I got the sense from this show that apart from my day job and other biographical distinctions, Fischer and I had probably consumed the same media diet this year and at the same frenetic pace. The unceasing parade of incompetent assholes doing weirder and meaner shit was making everyone—union leaders, QAnon stooges, Jeffrey Toobin, whoever heads the USPS—look like the same feckless creep, at once flattening meaningful character and category distinctions while creating dangerous mistakes in recall and representation. For days now I’ve been trying to place a final figure, the stern, sad face from “Nothing you’re doing is making me feel any better”(2020). I thought surely, he’s from conservative talk radio. This was unso. I googled, as one does, famous Bolsheviks. With the announcement of the Golden Globes this morning, it struck me that I was remembering a face from TV: Lord Varys, Game of Thrones. My brain had moved through representations of power in much the way Fischers’ canvases do, by assuming the disparate, blurry loci of its internet manifestations and then disgorging an unsettling and impotent white dude.

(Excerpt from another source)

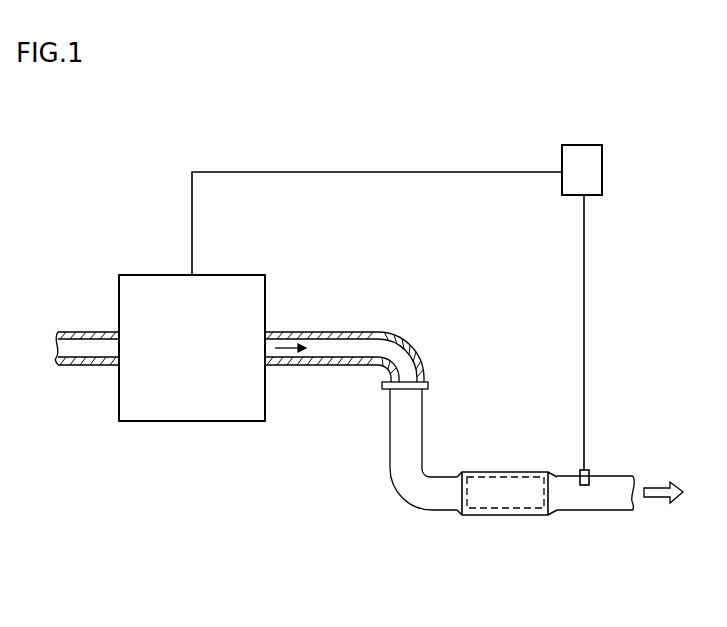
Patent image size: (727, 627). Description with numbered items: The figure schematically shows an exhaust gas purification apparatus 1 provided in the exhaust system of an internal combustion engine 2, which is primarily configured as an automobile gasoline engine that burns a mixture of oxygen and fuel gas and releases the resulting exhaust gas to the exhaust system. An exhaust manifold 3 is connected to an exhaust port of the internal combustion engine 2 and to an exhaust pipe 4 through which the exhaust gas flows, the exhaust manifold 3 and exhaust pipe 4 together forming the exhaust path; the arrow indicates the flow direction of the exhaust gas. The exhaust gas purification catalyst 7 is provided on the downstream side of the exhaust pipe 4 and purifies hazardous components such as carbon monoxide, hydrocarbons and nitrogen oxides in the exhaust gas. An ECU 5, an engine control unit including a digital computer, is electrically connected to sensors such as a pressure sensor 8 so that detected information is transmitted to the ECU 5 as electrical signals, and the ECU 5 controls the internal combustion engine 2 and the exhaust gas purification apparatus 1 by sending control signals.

And apologies for bringing this up is on view at Goldfinch Gallery until February 20th.
Featured Image: Andreas Fischer. Replacing anxiety with danger, 2020. Acrylic and pencil on canvas. 26 x 22 in. This painting depicts a young woman absorbed in the goings-on of her iPhone, when a soccer ball crashes into her face, sending her red glasses flying. Primarily blue and pale blues, the zone of impact in this image is brought to comedic relief with subtly contrasting ribbons of pale orange and tints of green. Photo by Ryan Edmund Thiel courtesy of Goldfinch Gallery.
Evan Bryson studied painting and writing in Indiana. He lives and works in Chicago. He blogs very infrequently at Duck Beater.